Une traversée en bateau à travers un fjord silencieux jusqu'à des bassins chauds construits au-dessus de la mer, en lisière de forêt tempérée en Patagonie chilienne.

Il existe un genre de silence très particulier qui s’installe quand on coupe le moteur d’un bateau et qu’il ne reste plus que le fjord. Lia et moi avons vécu ce moment pendant la courte traversée en navette depuis la Carretera Austral jusqu’aux Termas de Puyuhuapi, nos sacs coincés entre la glacière de quelqu’un et un rouleau de corde, tout le monde à bord baissant instinctivement la voix quand le batelier a coupé le moteur pour nous laisser glisser sur les derniers mètres jusqu’au ponton. On ne peut pas y aller en voiture. C’est bien tout l’intérêt.

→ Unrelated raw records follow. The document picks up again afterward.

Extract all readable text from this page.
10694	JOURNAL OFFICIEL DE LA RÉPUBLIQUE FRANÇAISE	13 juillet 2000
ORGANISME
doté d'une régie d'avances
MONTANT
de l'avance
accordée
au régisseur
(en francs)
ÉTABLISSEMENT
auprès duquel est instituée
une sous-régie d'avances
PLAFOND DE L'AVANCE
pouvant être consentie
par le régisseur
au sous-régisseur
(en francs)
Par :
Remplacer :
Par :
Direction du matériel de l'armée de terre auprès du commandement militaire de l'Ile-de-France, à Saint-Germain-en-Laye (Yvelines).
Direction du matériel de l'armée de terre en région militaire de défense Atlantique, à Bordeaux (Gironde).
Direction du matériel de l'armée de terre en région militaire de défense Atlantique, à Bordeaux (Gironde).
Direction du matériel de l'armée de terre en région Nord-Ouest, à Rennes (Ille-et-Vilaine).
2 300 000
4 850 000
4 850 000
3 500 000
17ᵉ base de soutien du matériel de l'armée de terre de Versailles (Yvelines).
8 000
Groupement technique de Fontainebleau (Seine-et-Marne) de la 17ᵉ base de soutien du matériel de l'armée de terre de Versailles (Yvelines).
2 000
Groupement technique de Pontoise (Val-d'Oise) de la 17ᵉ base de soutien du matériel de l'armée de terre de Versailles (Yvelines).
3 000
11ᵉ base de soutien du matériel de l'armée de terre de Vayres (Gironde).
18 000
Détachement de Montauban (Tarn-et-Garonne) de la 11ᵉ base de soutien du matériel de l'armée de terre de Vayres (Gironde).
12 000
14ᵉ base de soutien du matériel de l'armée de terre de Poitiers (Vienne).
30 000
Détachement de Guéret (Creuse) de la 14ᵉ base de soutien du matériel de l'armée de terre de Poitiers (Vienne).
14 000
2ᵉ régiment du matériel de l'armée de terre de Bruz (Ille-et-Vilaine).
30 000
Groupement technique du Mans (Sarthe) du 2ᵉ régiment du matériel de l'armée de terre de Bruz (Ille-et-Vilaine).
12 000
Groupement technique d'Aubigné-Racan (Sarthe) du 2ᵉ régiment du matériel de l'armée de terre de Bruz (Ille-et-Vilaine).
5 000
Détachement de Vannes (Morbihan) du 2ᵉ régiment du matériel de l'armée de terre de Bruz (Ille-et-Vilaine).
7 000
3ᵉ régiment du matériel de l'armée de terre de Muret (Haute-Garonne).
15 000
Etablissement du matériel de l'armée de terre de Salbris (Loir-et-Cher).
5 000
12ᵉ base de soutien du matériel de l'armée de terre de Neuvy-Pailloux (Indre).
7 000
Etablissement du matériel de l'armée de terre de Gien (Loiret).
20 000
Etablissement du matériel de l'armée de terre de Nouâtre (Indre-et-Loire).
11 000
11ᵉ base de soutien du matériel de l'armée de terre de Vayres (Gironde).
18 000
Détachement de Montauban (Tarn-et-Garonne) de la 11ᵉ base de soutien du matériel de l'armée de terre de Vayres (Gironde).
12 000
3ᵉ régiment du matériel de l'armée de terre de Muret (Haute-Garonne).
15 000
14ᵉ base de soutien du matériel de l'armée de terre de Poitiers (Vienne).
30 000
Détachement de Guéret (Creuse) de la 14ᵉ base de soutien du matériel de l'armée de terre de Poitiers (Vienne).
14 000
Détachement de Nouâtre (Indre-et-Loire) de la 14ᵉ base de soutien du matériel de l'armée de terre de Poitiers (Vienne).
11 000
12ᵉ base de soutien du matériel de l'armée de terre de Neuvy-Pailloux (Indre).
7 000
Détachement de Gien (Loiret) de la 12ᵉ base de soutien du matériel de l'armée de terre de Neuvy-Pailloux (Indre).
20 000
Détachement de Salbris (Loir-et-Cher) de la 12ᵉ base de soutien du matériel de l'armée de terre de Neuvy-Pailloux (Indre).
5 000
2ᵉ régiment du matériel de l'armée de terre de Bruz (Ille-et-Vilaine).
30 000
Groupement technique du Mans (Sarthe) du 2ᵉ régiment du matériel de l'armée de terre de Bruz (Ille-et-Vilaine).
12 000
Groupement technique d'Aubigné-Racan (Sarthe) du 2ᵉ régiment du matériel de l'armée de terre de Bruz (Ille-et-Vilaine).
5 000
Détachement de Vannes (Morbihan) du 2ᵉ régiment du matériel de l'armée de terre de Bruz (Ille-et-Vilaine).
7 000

Nous avions passé la nuit précédente dans le village de Puyuhuapi, un endroit étrange et charmant, fondé en 1935 par des immigrants allemands des Sudètes, où un vieil atelier de tissage de tapis perpétue encore une tradition qui n’a rien à voir avec la Patagonie et tout à voir avec les gens qui ont choisi d’y bâtir leur vie. Je n’ai rien acheté, mais je suis resté un moment dans l’embrasure de la porte à écouter le métier à tisser, en pensant à toutes ces petites histoires précises qui se glissent dans un paysage que l’on décrit d’habitude simplement comme « sauvage ».

Ponton en bois et navette quittant le quai vers les Termas de Puyuhuapi à travers le fjord

Les sources elles-mêmes se trouvent exactement là où le système de fjords du parc national Queulat rejoint la mer : des bassins thermaux alimentés par une source proche des 40°C, répartis parmi les fougères et les coigües, certains construits directement au-dessus de la mer, si bien qu’on se baigne sans rien entre soi et le fjord, hormis un petit muret de pierre. Je suis entré dans le bassin le plus extérieur à la tombée du jour, l’eau presque trop chaude au début, et j’ai regardé la lumière virer au gris-bleu sur l’eau tandis qu’une pluie fine se mettait à tomber sans déranger personne. Lia a trouvé un bassin plus en retrait, à moitié à l’ombre de la canopée, et y est restée si longtemps que j’ai dû aller la chercher avant le dîner.

Piscine thermale en lisière de forêt avec la canopée de forêt tempérée au-dessus, aux Termas de Puyuhuapi

Ce qui me reste, ce n’est pas vraiment la chaleur de l’eau, c’est la transition : la forêt, puis la pierre, puis le bord du bassin, puis le fjord, sans qu’aucune frontière ne s’annonce, une chose devenant simplement la suivante. Ce soir-là, nous avons mangé simplement, une sorte de merlu accompagné de pommes de terre bouillies, et parlé de la rareté de ces endroits où l’on a vraiment l’impression d’être arrivé quelque part, pour avoir réellement traversé quelque chose afin d’y parvenir.

Quand y aller : Les sources restent ouvertes toute l’année, mais si vous venez pendant l’été chilien, de décembre à mars, cela vaut la peine de caler votre visite pour la combiner avec les excursions vers les glaciers et les fjords qui se déroulent dans la région durant ces mois-là.